Однако обошлось. Помогла образовавшаяся густая дымовая завеса (да здравствует черный порох!) и возникшая сумятица. Не зря же я приказал спецназовцам выскакивать за ворота именно после второго залпа. Едва мы устремились к линиям Груздя, как за спинами осажденных с моего подворья рванулись всадники. Судя по растерянным возгласам, бунташный народ оказался в ступоре: кого преследовать в первую голову? Словом, моя задумка оправдалась – кое-кто решил, что царь действительно среди конных беглецов, и спешно ринулся в погоню за ними, а остальные застыли в нерешительности.
Обольщаться не следовало. Через пару-тройку минут подмену распознают. А кроме того, я для верхушки мятежников столь же опасен, как и государь. Но хорошо хотя бы то, что по моей полусотне практически не стреляли вдогон, и мы преспокойно миновали выстроившуюся в две линии полусотню Груздя.

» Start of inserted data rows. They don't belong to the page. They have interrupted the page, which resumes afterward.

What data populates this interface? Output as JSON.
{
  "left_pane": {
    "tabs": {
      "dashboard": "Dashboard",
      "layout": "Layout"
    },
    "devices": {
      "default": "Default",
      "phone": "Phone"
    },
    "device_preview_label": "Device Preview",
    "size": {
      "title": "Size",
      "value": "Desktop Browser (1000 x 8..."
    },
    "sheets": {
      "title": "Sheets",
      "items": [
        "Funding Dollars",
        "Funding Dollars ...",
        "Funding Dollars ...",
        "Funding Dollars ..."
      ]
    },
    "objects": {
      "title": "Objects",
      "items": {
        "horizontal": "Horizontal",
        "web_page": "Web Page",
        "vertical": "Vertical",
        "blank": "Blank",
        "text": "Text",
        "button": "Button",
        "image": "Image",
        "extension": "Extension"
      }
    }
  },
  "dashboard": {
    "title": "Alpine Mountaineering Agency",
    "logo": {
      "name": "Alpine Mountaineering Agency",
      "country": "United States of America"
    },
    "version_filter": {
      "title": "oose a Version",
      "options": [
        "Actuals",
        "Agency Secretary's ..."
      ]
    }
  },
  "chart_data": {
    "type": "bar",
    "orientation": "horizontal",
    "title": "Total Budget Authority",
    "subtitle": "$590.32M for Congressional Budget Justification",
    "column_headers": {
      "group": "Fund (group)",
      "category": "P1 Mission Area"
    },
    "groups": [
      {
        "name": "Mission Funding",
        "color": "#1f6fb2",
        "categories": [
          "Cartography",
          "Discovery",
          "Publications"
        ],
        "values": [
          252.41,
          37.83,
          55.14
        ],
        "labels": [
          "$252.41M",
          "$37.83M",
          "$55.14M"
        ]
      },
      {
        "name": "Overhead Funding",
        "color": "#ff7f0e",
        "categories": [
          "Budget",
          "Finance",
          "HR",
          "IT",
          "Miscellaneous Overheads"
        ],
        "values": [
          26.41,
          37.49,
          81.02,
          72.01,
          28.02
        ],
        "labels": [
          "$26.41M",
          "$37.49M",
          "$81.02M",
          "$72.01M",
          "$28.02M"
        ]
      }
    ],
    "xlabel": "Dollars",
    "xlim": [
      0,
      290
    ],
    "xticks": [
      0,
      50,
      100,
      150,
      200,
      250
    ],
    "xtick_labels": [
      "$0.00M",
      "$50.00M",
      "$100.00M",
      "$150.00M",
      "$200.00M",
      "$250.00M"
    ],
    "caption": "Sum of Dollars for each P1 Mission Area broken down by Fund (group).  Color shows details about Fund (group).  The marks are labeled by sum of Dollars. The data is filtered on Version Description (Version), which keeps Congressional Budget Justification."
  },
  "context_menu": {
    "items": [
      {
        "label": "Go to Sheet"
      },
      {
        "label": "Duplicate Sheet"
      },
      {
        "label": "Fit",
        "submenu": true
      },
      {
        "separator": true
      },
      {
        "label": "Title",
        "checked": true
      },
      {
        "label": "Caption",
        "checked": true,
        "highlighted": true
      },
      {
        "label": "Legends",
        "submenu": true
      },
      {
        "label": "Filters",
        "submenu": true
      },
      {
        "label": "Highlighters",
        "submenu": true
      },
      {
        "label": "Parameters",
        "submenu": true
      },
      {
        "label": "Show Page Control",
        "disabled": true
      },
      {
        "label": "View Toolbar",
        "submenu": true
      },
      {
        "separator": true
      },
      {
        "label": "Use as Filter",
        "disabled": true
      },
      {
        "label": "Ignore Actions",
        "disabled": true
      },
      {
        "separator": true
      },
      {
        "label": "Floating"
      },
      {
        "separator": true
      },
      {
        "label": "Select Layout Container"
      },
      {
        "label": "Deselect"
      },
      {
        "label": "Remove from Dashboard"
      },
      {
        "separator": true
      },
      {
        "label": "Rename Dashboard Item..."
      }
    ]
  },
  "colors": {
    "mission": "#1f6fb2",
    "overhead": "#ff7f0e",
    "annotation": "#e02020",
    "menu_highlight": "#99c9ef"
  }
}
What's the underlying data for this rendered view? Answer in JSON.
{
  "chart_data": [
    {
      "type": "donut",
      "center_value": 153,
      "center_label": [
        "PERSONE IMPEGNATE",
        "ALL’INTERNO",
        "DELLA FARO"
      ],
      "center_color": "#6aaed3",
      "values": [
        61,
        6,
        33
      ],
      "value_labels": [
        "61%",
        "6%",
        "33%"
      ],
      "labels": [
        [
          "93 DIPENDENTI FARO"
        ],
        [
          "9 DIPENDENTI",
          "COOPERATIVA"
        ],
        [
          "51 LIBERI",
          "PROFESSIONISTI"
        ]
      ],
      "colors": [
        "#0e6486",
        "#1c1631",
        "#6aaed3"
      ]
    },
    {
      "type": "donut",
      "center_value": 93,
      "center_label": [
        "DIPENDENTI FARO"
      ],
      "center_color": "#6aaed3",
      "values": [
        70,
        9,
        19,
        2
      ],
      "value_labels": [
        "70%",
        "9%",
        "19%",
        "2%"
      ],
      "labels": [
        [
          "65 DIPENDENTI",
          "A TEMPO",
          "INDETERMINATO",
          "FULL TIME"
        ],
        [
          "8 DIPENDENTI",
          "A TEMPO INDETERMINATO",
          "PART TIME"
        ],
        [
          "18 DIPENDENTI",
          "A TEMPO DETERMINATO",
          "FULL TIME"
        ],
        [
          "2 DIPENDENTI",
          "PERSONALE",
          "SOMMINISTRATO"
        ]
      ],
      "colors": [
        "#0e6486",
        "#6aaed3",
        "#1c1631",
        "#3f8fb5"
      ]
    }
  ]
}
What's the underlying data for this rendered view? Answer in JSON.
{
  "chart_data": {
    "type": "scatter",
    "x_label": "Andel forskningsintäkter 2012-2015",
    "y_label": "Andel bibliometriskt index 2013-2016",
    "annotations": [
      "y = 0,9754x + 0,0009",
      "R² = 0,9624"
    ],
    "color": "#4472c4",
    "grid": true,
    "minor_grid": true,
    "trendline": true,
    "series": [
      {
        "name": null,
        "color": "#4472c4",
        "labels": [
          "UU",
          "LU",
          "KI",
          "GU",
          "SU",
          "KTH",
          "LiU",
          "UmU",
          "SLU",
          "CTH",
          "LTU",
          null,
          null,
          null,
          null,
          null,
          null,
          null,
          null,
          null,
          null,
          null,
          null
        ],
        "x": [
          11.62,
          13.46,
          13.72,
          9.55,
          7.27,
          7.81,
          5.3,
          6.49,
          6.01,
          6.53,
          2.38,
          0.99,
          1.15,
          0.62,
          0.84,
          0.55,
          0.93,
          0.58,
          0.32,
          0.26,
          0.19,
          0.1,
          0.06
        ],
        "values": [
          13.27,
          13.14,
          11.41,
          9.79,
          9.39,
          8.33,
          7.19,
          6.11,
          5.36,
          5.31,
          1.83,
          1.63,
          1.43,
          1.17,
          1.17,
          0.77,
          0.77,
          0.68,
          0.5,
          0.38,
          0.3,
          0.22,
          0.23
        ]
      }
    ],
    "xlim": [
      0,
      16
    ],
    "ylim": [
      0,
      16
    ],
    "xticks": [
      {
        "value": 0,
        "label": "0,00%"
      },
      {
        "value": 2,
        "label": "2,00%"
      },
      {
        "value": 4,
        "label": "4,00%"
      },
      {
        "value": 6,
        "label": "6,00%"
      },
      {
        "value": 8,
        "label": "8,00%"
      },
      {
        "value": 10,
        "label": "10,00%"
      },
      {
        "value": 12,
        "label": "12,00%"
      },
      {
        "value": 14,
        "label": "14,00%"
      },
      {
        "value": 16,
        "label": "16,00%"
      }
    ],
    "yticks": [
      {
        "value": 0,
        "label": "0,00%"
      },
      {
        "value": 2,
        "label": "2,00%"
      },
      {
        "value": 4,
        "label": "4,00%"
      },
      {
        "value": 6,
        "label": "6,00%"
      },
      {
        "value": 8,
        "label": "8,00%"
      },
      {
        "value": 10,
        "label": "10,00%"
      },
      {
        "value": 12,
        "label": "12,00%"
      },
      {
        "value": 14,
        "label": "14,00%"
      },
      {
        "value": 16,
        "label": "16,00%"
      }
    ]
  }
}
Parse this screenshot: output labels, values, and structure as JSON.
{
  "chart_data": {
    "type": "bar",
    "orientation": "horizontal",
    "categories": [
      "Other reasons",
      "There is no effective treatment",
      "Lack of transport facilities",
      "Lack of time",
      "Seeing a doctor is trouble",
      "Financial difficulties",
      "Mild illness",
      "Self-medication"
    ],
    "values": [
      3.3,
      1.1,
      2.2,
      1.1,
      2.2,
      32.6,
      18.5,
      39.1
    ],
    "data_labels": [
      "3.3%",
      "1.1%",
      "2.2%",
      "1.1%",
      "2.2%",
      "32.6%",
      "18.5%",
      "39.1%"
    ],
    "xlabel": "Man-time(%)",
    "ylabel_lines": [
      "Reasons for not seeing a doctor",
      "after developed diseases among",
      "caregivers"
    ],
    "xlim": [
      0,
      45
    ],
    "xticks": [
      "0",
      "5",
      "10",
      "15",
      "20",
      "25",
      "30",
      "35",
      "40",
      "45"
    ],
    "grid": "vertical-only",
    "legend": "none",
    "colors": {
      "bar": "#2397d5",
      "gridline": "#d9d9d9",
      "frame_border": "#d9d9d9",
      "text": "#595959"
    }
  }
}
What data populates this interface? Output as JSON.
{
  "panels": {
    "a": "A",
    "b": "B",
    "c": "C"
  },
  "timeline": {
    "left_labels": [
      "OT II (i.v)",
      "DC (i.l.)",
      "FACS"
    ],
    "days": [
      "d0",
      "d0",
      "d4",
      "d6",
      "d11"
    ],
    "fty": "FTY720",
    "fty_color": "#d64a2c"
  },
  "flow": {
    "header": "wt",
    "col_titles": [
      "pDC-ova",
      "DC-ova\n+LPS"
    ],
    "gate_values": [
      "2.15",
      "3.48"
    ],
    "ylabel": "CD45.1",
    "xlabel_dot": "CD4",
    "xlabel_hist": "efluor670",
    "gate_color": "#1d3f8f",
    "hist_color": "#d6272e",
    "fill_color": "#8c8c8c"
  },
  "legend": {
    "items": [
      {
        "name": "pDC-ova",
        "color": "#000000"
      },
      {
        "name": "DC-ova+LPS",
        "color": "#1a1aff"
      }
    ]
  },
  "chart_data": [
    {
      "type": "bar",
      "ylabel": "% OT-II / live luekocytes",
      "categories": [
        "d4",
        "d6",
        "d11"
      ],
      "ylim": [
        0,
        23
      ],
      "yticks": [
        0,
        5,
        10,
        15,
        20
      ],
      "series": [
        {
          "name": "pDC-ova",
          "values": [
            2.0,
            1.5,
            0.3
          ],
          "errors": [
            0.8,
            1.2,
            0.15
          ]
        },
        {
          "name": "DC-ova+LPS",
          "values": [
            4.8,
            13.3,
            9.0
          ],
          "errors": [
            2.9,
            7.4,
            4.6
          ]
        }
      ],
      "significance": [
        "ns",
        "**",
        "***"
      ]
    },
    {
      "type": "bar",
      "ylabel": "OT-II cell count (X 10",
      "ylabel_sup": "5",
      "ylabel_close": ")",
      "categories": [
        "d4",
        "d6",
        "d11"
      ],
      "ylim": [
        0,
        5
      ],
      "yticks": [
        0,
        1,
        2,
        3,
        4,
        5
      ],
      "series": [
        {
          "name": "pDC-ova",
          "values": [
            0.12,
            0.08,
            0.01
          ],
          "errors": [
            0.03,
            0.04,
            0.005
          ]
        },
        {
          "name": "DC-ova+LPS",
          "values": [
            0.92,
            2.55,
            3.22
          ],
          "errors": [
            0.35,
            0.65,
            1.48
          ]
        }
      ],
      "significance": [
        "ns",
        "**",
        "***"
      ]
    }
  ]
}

– Едва крикну, что готов, сразу делай второй залп и бегом на новые позиции, – предупредил я, чуть тормознувшись возле сотника.
Тот кивнул, а я устремился за остальными гвардейцами. Первые из добежавших до нового рубежа уже спешно растягивались в две линии.
«Ай молодцы! – мысленно одобрил я их. – Действуют на загляденье, словно на ученьях» – и гаркнул во всю глотку, чтобы слегка скинуть напряжение и добавить бодрости:
– Поспешай, робяты, а то щи с кашей на столах остывают!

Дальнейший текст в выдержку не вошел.